Through four U.S. administrations, the government had tried to put together deals to purchase the landmass. But lack of interest by Congress, ignorance of the vast wealth, and the potential security importance of the area impeded any deal being made.

In the meantime, Bryant had retired from whaling, returned to his much beloved port-of-call, and had settled down on his own farm in East Fairhaven with his wife, Anna, and began to enjoy a quiet domestic lifestyle. That wouldn’t last for long.

One of Bryant’s contemporaries was Senator Charles Sumner. Sumner knew of Bryant’s travels. Both Sumner and Secretary of State William Seward prevailed on Bryant to speak to Congress about the richness of the Alaskan territory. Bryant was invited to Washington to tell the senators everything he knew about Alaska. It would be many years before he would return to this area – so needed were his talents by the post-Civil War government.

Bryant’s testimony was persuasive and led to the purchase of Alaska from Russia for $7.2 million. He was named “territory administrator” and worked under the arm of the Treasury Department. His duties would require him to live in the region, forge regulations to remove Russian hunters, and mindful harvesting of seals and other animals, as well as the building of schools, hospitals and libraries as the U.S. colonized its new lands.
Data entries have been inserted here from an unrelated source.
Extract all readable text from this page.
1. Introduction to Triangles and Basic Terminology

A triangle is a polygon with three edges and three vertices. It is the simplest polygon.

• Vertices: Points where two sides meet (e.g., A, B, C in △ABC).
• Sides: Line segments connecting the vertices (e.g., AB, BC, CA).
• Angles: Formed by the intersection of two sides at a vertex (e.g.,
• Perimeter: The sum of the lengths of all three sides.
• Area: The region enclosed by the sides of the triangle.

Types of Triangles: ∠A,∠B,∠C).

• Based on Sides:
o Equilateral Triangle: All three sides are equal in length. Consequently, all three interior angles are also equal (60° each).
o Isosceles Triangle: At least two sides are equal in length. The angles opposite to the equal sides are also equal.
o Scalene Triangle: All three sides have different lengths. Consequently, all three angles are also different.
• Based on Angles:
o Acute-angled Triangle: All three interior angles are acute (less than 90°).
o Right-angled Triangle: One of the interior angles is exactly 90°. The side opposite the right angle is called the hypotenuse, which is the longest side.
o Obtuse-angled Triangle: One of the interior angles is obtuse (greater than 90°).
By 1878, Bryant was back to the gentle harbor he so loved, returning again to farming and purchasing waterfront property, and he became an innkeeper of the Bayside Tavern. That building is now known as the Inn at Shipyard Park.

Locally, Bryant remained involved in public service as a member of the school board. He could be seen walking the village streets of Mattapoisett in the winter wearing a great heavy cape he had used in Alaska – once a small boy on the farm, now a man of wealth and fame.

Several towns claim Bryant as their own: Rochester, where he was born and is buried at Sherman Cemetery; Mattapoisett, where he worked and from where he shipped; and Fairhaven, where he farmed. But, as far as Mendell is concerned, “We have the best claim on him because he loved our waterfront.”